O primeiro foi escrito antes da criação da TLP e por isso foca em parte no uso mais racional de subsídios. Além disso, sugere mudanças de governança; o maior uso de fundos captados no mercado de capitais; que o BNDES também comece a fornecer serviços de consultoria e assistência técnica (por exemplo, para governos subnacionais); que conceda mais garantias, em vez de créditos; que os empréstimos a pequenas e médias empresas se restrinjam às mais progressivas e com projetos com maior impacto sobre o crescimento; que foque nas externalidades de coordenação ao apoiar programas setoriais e, por fim, que tenha um papel importante no financiamento da infraestrutura.
O TD do BNDES, publicado em dezembro de 2018, já considera a TLP. Ele traz várias recomendações sobre a necessidade de transparência, não só na divulgação de dados das operações de crédito, mas também na explicitação de objetivos e metas e da posterior avaliação dos resultados. Também recomenda várias áreas de atuação: estímulos à participação do setor privado na operação de serviços públicos; crédito a micro, pequenas e médias empresas; fortalecimento do mercado de finanças sociais, inclusive como investidor anjo; estímulo à concorrência e apoio a projetos de educação.
Em que pese a qualidade e o cuidado dos autores com os fundamentos econômicos, os dois trabalhos revelam a ainda predominante falta de clareza sobre qual deve ser o papel do BNDES. A questão, me parece, não deveria ser em que áreas há coisas boas que o banco pode, em princípio, fazer, mas sim qual a melhor forma de se usar o BNDES para promover o desenvolvimento.

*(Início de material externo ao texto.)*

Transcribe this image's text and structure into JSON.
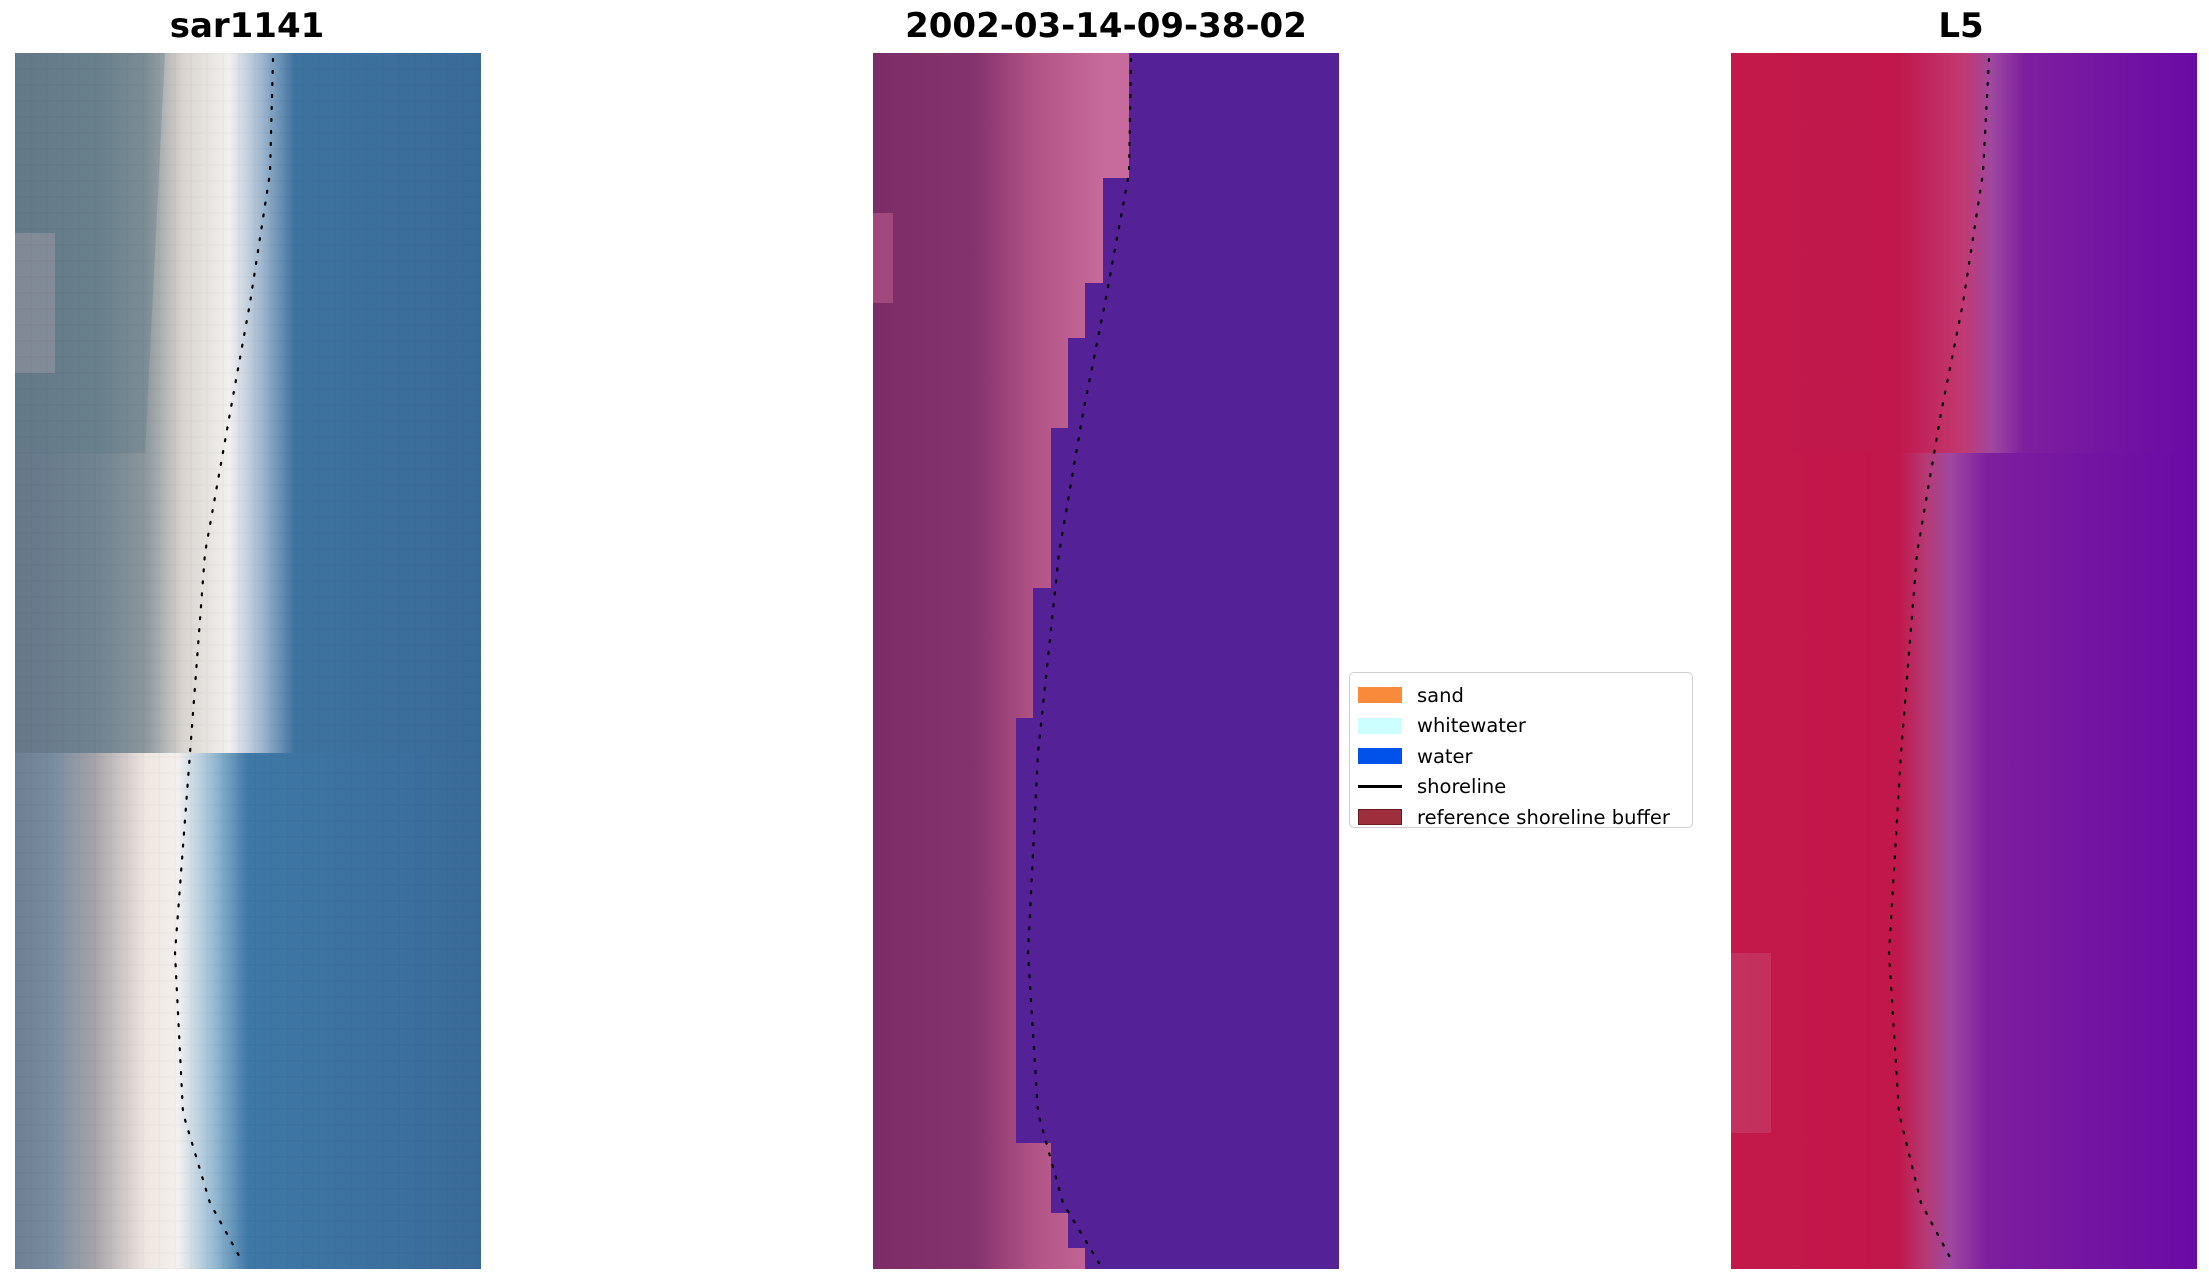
{
  "panels": [
    {
      "title": "sar1141",
      "image": "rgb-satellite-beach"
    },
    {
      "title": "2002-03-14-09-38-02",
      "image": "classified-beach"
    },
    {
      "title": "L5",
      "image": "mndwi-beach"
    }
  ],
  "legend": {
    "items": [
      {
        "label": "sand",
        "color": "#f98a3c",
        "type": "patch"
      },
      {
        "label": "whitewater",
        "color": "#ccffff",
        "type": "patch"
      },
      {
        "label": "water",
        "color": "#0052ea",
        "type": "patch"
      },
      {
        "label": "shoreline",
        "color": "#000000",
        "type": "line"
      },
      {
        "label": "reference shoreline buffer",
        "color": "#9e2e3c",
        "type": "patch"
      }
    ]
  }
}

A meu juízo, essa falta de clareza vem de, nas últimas décadas, o governo ter visto o BNDES apenas como um transferidor de subsídios e ter deixado para o próprio banco definir onde alocá-los. Isso deveria mudar. O governo deveria ser mais claro e focado sobre o mandato que dá ao banco. Investir em projetos com externalidades positivas, por exemplo, é um objetivo amplo demais. O governo deveria eleger quais as áreas prioritárias, qual o foco, quais as metas e qual o cronograma com que o BNDES deveria atuar. Isso aumentaria a transparência e facilitaria a coordenação com outras políticas, permitindo à sociedade de fato avaliar a atuação da instituição.
A entrevista do presidente do BNDES ao Valor de segunda passada vai um pouco na direção de dar foco à atuação do banco, ao indicar prioridade para financiar a infraestrutura. Me parece o foco correto, dadas as necessidades do país e o fato de o financiamento à infraestrutura requerer, não subsídios, mas um banco capaz de analisar os projetos e monitorar a sua execução. Mas é preciso ir além, também alavancando o financiamento privado; por exemplo, via a securitização dos créditos concedidos uma vez que os projetos financiados entrem em operação.
Trata-se de uma área crítica para o desenvolvimento do país e de um desafio que, apesar de grande, o BNDES tem condições de superar. Mas para isso é preciso foco quase total, abandonando atividades que roubam escala e impedem a necessária especialização, além de nelas a contribuição efetiva do banco não ficar clara.
Como se vê, é um debate instigante e do qual a sociedade deveria participar mais ativamente.
*Armando Castelar Pinheiro é coordenador de Economia Aplicada do Ibre/FGV e professor do IE/UFRJ.